How do you use the perception of value to win negotiations? The way you do so will enhance or detract from your chances of winning the negotiation.
First, in the planning stage of your negotiation, give consideration to how value will be recognized and perceived. Do this for yourself and per how the other negotiator might do so. If you have a plan in place for how value will be interpreted, you will have gained insight as to how and when you’ll introduce and use it in the negotiation.
Since the perception of value is determined by several factors (i.e. what occurs prior to and after its introduction, the desire to possess the offering, what occurs if the opportunity to acquire it is loss, etc.), its introduction will have more or less appeal based on the timing of the introduction. Keep in mind that a proposal loses its appeal the further removed the desired acquisition is from the offering. Thus, the timing of such introduction must/should always be in the forefront of your mind.
Consider as an example the thoughts of an individual that became perplexed per a negotiation he was in:
He had gone the extra mile for her on numerous occasions in the past. That’s one reason why he was baffled when she didn’t accept his current offer. He thought, “If anything, this offer is more in her favor than mine, so why isn’t she eagerly accepting it? I’m being magnanimous.”
Such can be the source of consternation when assessing the perception of value and how one comes about perceiving it. To that point, in making an assessment, one has to be cautious about considering past deeds and relating them to the current situation. With the passage of time, a past good deed could become diminished in the eyes of the other negotiator.
To enhance the perception of value:
Understand the personality type of the person with whom you’re negotiating. Some negotiators will be very hard or easy to negotiate with. Based on your assessment of the type of individual, you should use different tactics (e.g. time to accept offer) to give your offerings the perception of enhanced or diminished value.
Consider the emotional perspectives you can invoke to increase the perception of value based on the physiology of the opposing negotiator. As an example, if the other negotiator is tired, worn down as the result of an exhausting negotiation, he’ll be more apt to accept your offer and/or make concessions simply due to the emotional state he may find himself in.

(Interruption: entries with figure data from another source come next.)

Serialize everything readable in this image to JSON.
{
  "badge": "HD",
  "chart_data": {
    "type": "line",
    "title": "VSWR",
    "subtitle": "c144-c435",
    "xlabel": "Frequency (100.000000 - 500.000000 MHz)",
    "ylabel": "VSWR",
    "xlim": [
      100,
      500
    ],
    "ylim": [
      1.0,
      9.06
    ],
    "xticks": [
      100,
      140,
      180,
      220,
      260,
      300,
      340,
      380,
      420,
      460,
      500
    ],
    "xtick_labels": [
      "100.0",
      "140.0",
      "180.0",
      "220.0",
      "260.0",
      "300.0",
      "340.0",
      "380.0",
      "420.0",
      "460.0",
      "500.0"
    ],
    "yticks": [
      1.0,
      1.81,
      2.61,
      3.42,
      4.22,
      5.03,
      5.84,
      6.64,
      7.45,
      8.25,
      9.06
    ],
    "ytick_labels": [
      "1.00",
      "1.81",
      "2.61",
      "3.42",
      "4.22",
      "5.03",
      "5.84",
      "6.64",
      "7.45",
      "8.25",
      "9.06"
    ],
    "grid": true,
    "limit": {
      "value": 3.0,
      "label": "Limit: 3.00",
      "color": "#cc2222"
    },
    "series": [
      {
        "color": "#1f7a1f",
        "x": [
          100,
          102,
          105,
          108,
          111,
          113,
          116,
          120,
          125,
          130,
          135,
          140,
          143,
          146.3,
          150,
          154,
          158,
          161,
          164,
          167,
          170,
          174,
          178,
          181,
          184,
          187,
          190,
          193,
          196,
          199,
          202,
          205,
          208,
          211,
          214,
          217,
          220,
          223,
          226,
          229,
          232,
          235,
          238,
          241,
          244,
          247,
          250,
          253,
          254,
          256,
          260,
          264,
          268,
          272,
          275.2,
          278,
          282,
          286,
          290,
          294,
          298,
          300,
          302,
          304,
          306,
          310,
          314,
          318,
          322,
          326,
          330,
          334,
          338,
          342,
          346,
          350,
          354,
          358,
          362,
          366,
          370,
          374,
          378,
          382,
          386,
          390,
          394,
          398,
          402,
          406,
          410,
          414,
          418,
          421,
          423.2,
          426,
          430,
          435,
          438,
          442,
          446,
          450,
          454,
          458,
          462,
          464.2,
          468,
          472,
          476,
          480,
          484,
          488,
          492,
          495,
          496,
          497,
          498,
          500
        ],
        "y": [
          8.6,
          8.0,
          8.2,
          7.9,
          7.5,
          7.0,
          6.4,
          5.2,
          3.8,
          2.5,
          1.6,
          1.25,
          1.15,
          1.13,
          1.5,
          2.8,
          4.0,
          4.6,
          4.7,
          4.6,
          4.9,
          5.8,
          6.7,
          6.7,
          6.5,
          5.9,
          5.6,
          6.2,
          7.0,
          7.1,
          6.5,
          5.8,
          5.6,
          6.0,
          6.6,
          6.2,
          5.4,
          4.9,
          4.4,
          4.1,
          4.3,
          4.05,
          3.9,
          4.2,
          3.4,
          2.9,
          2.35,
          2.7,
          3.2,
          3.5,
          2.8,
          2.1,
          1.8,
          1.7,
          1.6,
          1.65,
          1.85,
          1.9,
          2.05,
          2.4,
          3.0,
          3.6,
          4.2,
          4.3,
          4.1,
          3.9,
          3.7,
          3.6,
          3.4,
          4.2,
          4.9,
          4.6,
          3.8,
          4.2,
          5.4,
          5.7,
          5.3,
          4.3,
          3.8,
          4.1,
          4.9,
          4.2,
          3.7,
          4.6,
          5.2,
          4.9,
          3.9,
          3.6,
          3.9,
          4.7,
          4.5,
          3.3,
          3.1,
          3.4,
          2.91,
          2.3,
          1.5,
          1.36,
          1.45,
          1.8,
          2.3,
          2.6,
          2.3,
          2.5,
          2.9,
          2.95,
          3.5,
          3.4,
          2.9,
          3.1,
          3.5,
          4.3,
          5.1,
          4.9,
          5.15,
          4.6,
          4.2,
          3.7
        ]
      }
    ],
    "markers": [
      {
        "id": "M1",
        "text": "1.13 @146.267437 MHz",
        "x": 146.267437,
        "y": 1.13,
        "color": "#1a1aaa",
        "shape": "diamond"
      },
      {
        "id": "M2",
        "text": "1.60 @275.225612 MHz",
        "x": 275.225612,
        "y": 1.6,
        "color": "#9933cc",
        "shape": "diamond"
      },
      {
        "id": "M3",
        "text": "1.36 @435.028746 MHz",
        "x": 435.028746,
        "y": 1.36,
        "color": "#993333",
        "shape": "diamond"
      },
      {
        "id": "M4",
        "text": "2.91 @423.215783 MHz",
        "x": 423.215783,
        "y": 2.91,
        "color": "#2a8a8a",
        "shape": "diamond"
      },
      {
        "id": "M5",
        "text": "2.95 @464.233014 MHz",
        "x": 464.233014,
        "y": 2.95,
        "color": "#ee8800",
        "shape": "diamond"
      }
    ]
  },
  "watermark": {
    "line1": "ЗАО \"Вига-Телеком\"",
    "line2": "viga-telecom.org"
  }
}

Use the perspective of intrinsic value to enrich the perception of your offering. Intrinsic value is unique to every individual. Thus, what has value to me may not have the same degree of value to you. To make an assessment per the perception that an offering has, ask how the opposing negotiator might see your offering fitting into her vision of the negotiation and/or how it might be used to enhance her environment once the negotiation has concluded (note: by seeking information in the form of ‘how the offer might be used after the negotiation has concluded’ you also send a subliminal message that your offering can be part of ‘a better outcome’ once we conclude the negotiation. Such subliminal messages can have a great impact on the flow of the negotiation.)
Since everyone does not perceive value from the same perspective, make sure you increase the perception of your offerings by presenting them when they’ll be perceived as having a heightened sense of their worth … and everything will be right with the world.
Remember, you’re always negotiating!